Laurentian Feminism

To him, Plath was ‘Laurentian’, not ‘women’s lib’ – that is, a disciple of D. H. Lawrence’s sexually liberated creative philosophy, not a campaigner for women’s rights.

This line in Heather Clarke’s highly engrossing biography of Sylvia Plath, Red Comet: The Short Life and Blazing Art of Sylvia Plath, stumped me. I had no clue what Laurentian feminism was. I did some digging and am better informed now.

D. H. Lawrence’s works are known for its sexually provocative scenes. Lady Chatterley’s Lover was banned by the British government for obscenity and the lifting of the ban and long drawn trial was a watershed moment for free speech. When I read it four years ago, I was struck by Lawrence’s graphic and explicit descriptions of sex.

The Oedipal complex which he explored in ‘Sons and Lovers’ is still fresh in my memory though I read the book more than twenty years ago. Similarly ‘Women in Love’ too had a strong sexual undercurrent that I vaguely remember. Now, his works, for women encountering them for the first time in the early 20th century, were a revelation. For once, women were able to read about female desire and its unabashed pursuit without being subject to the moral conventions of the times. For many, including Plath, DH Lawrence was a trailblazer. Plath’s journals, in places, echoes some of these impulses:

Although she valued her virginity, she also longed for the “blind burning irresponsible delight of being crushed against a man’s body.” She already aestheticized sex as Lawrentian conflict: “I want to be ravished…to hear a man groan hoarsely, for in that moment I am the victor. In that moment only the man becomes the child, while I, yet concious [sic] of the stars, of the twilight, possess the wisdom of Eve, before abandoning myself to the lovely flame that eats at my insides with warm, spilling heat.” That fall she often cut her necking sessions with Bob Riedeman short, but doing so was a struggle. “I could kiss him forever, but I’ve got to be conventional, darn it

Visiting the shrine at Lawrence’s former ranch in New Mexico in 1939, WH Auden mocked the “cars of women pilgrims” traipsing “to stand reverently there and wonder what it would have been like to sleep with him” (Source).

Now the feminist critique of DH Lawrence. Kate Millet in her groundbreaking ‘Sexual Politics’ reads his work as far less liberating than it appears.
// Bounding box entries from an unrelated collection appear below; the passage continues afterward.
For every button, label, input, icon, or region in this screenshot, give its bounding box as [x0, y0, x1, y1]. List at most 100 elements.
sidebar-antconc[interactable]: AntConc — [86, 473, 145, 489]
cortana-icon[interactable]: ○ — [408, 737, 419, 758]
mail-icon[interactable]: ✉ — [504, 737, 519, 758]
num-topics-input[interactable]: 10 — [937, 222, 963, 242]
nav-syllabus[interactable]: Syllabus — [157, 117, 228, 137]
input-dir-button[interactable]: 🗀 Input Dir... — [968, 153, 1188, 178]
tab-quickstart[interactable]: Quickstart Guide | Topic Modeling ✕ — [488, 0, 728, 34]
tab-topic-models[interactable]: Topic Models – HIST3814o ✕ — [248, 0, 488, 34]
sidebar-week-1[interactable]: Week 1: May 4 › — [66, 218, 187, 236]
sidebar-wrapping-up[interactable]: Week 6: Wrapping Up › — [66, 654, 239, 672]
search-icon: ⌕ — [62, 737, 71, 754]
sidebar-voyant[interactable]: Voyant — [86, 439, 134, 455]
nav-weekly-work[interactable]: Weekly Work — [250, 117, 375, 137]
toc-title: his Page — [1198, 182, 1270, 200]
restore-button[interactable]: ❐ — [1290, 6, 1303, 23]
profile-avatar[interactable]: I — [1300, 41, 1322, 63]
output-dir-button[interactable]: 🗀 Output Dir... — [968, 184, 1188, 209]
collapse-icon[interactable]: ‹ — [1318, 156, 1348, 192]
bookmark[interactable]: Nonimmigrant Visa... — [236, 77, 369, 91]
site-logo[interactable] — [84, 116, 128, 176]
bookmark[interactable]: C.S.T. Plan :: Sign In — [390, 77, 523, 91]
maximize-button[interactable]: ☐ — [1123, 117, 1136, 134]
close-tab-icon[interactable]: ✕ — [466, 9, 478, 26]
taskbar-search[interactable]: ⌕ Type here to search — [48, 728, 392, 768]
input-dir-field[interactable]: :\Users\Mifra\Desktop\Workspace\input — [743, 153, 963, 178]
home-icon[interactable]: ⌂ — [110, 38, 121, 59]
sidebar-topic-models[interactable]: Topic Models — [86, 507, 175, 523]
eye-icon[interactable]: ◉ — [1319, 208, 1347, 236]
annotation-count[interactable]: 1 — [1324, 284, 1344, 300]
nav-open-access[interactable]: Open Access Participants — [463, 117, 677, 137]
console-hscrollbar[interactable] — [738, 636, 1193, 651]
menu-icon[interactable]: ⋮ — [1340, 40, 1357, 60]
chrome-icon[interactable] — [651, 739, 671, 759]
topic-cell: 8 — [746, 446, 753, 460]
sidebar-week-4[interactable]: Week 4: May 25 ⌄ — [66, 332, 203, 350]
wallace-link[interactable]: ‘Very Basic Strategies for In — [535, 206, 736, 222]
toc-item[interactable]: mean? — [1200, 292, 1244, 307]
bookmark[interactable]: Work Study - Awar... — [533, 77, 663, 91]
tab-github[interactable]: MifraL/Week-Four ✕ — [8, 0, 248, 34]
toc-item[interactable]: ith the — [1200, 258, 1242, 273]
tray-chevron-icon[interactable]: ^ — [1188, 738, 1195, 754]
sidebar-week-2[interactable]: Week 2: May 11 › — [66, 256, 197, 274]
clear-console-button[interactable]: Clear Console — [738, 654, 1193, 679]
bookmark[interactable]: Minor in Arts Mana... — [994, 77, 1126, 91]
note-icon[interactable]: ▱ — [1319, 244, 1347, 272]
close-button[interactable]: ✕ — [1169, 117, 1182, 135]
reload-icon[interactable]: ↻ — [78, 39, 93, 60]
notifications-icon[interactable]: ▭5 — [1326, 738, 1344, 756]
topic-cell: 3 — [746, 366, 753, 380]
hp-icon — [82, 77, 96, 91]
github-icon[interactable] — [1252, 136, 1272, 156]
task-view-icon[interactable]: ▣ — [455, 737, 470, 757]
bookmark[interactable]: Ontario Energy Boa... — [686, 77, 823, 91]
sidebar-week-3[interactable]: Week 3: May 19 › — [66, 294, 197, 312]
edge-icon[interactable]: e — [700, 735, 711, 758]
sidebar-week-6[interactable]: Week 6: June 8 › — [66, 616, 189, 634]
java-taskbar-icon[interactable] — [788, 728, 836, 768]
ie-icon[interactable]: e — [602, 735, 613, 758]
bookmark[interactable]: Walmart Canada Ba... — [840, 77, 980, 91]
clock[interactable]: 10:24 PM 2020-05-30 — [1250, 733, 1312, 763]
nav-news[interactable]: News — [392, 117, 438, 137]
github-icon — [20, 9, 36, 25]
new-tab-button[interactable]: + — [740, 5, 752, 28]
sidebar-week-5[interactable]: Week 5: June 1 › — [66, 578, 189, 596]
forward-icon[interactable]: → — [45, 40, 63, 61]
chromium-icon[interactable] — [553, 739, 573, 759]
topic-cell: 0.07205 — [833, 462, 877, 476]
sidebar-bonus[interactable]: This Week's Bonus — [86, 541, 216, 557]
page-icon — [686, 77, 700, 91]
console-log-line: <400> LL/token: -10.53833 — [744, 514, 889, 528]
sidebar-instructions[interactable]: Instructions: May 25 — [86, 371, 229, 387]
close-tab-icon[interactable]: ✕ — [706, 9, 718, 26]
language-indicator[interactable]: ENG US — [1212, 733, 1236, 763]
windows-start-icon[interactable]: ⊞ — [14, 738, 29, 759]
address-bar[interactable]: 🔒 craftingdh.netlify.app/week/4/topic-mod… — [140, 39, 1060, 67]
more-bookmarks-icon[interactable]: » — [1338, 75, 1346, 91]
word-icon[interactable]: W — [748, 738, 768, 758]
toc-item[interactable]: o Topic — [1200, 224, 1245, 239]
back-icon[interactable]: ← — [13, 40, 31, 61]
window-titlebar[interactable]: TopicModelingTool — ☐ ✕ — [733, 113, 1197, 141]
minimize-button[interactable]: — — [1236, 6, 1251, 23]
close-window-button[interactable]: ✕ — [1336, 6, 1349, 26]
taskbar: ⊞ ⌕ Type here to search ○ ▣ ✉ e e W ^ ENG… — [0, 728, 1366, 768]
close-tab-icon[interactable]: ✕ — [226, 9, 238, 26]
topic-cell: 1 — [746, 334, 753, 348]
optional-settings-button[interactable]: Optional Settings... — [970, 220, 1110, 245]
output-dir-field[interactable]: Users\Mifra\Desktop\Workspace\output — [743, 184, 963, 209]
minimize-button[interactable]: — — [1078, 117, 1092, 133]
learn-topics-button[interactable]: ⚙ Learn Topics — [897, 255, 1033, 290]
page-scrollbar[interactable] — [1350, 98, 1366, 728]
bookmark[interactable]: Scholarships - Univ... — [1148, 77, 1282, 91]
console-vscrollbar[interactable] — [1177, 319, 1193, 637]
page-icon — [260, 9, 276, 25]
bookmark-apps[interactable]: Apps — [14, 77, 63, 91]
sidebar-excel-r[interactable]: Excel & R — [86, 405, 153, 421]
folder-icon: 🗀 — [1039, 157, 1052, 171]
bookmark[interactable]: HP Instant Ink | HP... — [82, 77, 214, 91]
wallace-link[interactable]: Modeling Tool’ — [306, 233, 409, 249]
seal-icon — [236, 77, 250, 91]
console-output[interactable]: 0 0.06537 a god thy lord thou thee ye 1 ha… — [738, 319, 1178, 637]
She argues that, despite his reputation for sexual openness, Lawrence ultimately imagines female liberation in terms that depend on submission to a dominant male presence. In her view, he presents male authority as something natural and often necessary, while women are shown to find fulfillment within that hierarchy rather than outside it. It’s hard to ‘like’ Lawrence once you read Millet’s powerful essay. MIllet reminds us that de Beauvoir too saw Lawrence as a writer inclined to prescribe how women ought to feel, desire, and behave in relation to men

Simone de Beauvoir shrewdly observed that Lawrence spent his life writing guidebooks for women.

Despite this, I found myself resisting the temptation to accept Kate Millett’s arguments wholesale. Whatever his limitations, D. H. Lawrence’s works like Lady Chatterley’s Lover, for instance, remind us that the female gaze is just as real and forceful as the male gaze that is so often associated with objectifying the opposite sex.

So, calling a woman’s expression of desire as ‘Laurentian’ can be tricky and can land you in trouble. Tread carefully.

PS: The ‘him’ in the opening quote was Plath’s husband – Ted Hughes – the greatest red flag in Feminist Literary History. Again a deeply misunderstood man. Will write about him soon as I’ve just finished Jonathan Bate’s magnificent biography of Hughes.